Data ownership and data protection are increasingly important topics with
ethical and legal implications, e.g., with the right to erasure established in
the European General Data Protection Regulation (GDPR). In this light, we
investigate network embeddings, i.e., the representation of network nodes as
low-dimensional vectors. We consider a typical social network scenario with
nodes representing users and edges relationships between them. We assume that a
network embedding of the nodes has been trained. After that, a user demands the
removal of his data, requiring the full deletion of the corresponding network
information, in particular the corresponding node and incident edges. In that
setting, we analyze whether after the removal of the node from the network and
the deletion of the vector representation of the respective node in the
embedding significant information about the link structure of the removed node
is still encoded in the embedding vectors of the remaining nodes. This would
require a (potentially computationally expensive) retraining of the embedding.
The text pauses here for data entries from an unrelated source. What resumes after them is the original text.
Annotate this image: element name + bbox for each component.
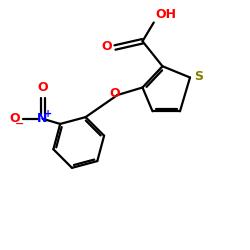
Text: O: O	[109, 87, 120, 100]
Text: +: +	[44, 109, 52, 119]
Text: O: O	[37, 81, 48, 94]
Text: N: N	[37, 112, 48, 125]
Text: S: S	[194, 70, 203, 83]
Text: O: O	[102, 40, 112, 53]
Text: −: −	[15, 119, 25, 129]
Text: O: O	[10, 112, 20, 125]
Text: OH: OH	[155, 8, 176, 20]
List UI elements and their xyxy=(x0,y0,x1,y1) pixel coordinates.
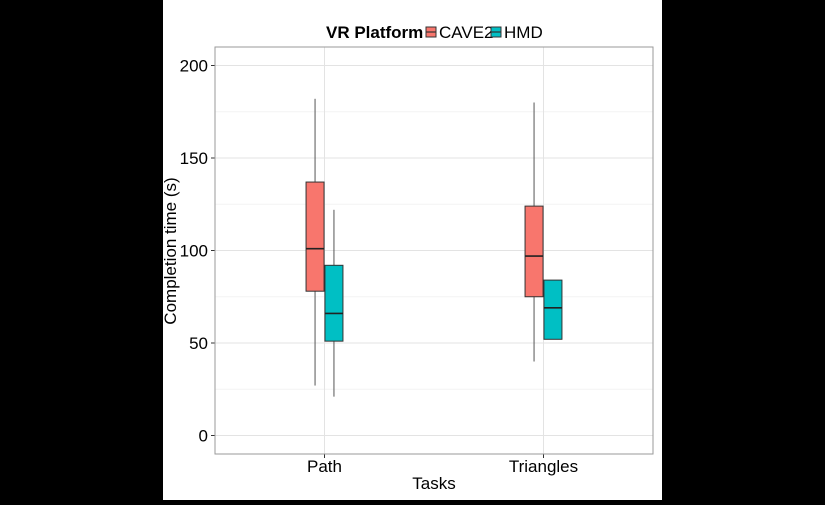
legend-title: VR Platform xyxy=(326,23,423,42)
y-tick-label: 200 xyxy=(180,57,208,76)
legend: VR Platform CAVE2 HMD xyxy=(326,23,543,42)
box-cave2-triangles xyxy=(524,102,544,362)
x-tick-label: Triangles xyxy=(509,457,578,476)
legend-label-hmd: HMD xyxy=(504,23,543,42)
plot-panel-border xyxy=(214,46,654,455)
y-tick-label: 50 xyxy=(189,334,208,353)
box-hmd-triangles xyxy=(543,279,563,340)
y-tick-label: 0 xyxy=(199,427,208,446)
box-body xyxy=(543,279,563,340)
box-body xyxy=(524,205,544,298)
y-tick-label: 150 xyxy=(180,149,208,168)
boxes xyxy=(305,98,563,397)
x-axis-title: Tasks xyxy=(412,474,455,493)
legend-label-cave2: CAVE2 xyxy=(439,23,494,42)
y-axis-title: Completion time (s) xyxy=(161,177,180,324)
box-body xyxy=(305,181,325,292)
x-axis-ticks: Path Triangles xyxy=(307,454,578,476)
box-cave2-path xyxy=(305,98,325,386)
box-hmd-path xyxy=(324,209,344,397)
y-axis-ticks: 0 50 100 150 200 xyxy=(180,57,215,446)
y-tick-label: 100 xyxy=(180,242,208,261)
x-tick-label: Path xyxy=(307,457,342,476)
box-body xyxy=(324,264,344,342)
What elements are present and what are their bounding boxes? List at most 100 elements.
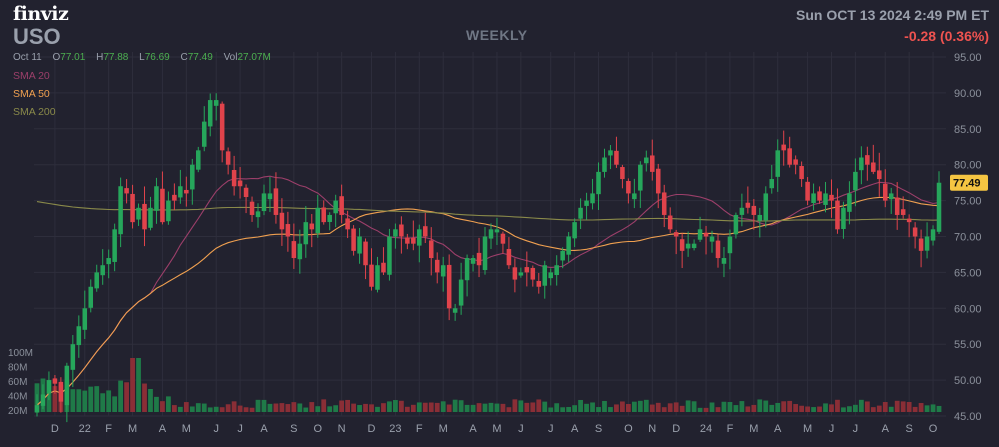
- candle-body: [237, 180, 243, 187]
- candle-body: [518, 272, 524, 276]
- candle-body: [339, 196, 344, 215]
- legend-sma50[interactable]: SMA 50: [13, 88, 50, 100]
- volume-bar: [858, 399, 864, 412]
- volume-bar: [136, 358, 141, 412]
- volume-bar: [679, 405, 685, 412]
- candle-body: [201, 121, 207, 147]
- candle-body: [261, 193, 267, 212]
- candle-body: [172, 194, 177, 201]
- volume-bar: [70, 389, 76, 412]
- timestamp: Sun OCT 13 2024 2:49 PM ET: [796, 7, 989, 23]
- x-tick-label: A: [882, 423, 890, 435]
- candle-body: [231, 169, 237, 187]
- volume-bar: [494, 403, 500, 412]
- volume-bar: [649, 404, 655, 412]
- candle-body: [691, 243, 697, 249]
- volume-bar: [590, 402, 595, 412]
- volume-bar: [829, 404, 834, 412]
- volume-bar: [243, 407, 249, 412]
- candle-body: [106, 258, 111, 265]
- volume-bar: [333, 405, 339, 412]
- candle-body: [34, 405, 40, 413]
- candle-body: [100, 265, 105, 276]
- candle-body: [644, 157, 649, 164]
- candle-body: [381, 262, 386, 273]
- volume-bar: [267, 403, 273, 412]
- candle-body: [249, 201, 255, 215]
- volume-bar: [440, 401, 446, 412]
- volume-bar: [369, 404, 374, 412]
- candle-body: [566, 236, 571, 255]
- volume-bar: [757, 399, 763, 412]
- volume-bar: [906, 401, 912, 412]
- period-label[interactable]: WEEKLY: [466, 27, 528, 43]
- x-tick-label: M: [439, 423, 448, 435]
- volume-bar: [864, 401, 870, 412]
- x-tick-label: O: [624, 423, 633, 435]
- x-tick-label: N: [648, 423, 656, 435]
- candle-body: [327, 214, 332, 222]
- volume-bar: [464, 404, 470, 412]
- x-tick-label: A: [159, 423, 167, 435]
- volume-tick-label: 40M: [8, 392, 27, 403]
- ohlc-date: Oct 11: [13, 52, 42, 63]
- candle-body: [596, 171, 601, 195]
- volume-bar: [781, 401, 787, 412]
- candle-body: [303, 222, 309, 245]
- volume-bar: [345, 399, 351, 412]
- volume-bar: [482, 403, 488, 412]
- candle-body: [751, 205, 757, 215]
- volume-bar: [428, 402, 434, 412]
- volume-bar: [930, 404, 936, 412]
- candle-body: [130, 193, 135, 223]
- volume-bar: [918, 403, 924, 412]
- x-tick-label: J: [213, 423, 219, 435]
- candle-body: [763, 193, 769, 221]
- x-tick-label: A: [260, 423, 268, 435]
- candle-body: [715, 240, 721, 259]
- volume-bar: [512, 399, 518, 412]
- x-tick-label: A: [571, 423, 579, 435]
- candle-body: [661, 192, 667, 215]
- volume-bar: [596, 407, 601, 412]
- candle-body: [225, 151, 231, 165]
- legend-sma20[interactable]: SMA 20: [13, 70, 50, 82]
- candle-body: [76, 326, 82, 346]
- volume-bar: [703, 407, 709, 412]
- candle-body: [835, 200, 840, 230]
- brand-logo[interactable]: finviz: [13, 3, 69, 25]
- volume-bar: [691, 401, 697, 412]
- sma50-line: [36, 196, 940, 406]
- volume-bar: [166, 396, 171, 412]
- candle-body: [853, 171, 858, 191]
- candle-body: [506, 249, 512, 266]
- volume-bar: [835, 399, 840, 412]
- x-tick-label: O: [929, 423, 938, 435]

For that purpose, we deploy an attack that leverages information from the
remaining network and embedding to recover information about the neighbors of
the removed node. The attack is based on (i) measuring distance changes in
network embeddings and (ii) a machine learning classifier that is trained on
networks that are constructed by removing additional nodes. Our experiments
demonstrate that substantial information about the edges of a removed node/user
can be retrieved across many different datasets. This implies that to fully
protect the privacy of users, node deletion requires complete retraining - or
at least a significant modification - of original network embeddings. Our
results suggest that deleting the corresponding vector representation from
network embeddings alone is not sufficient from a privacy perspective.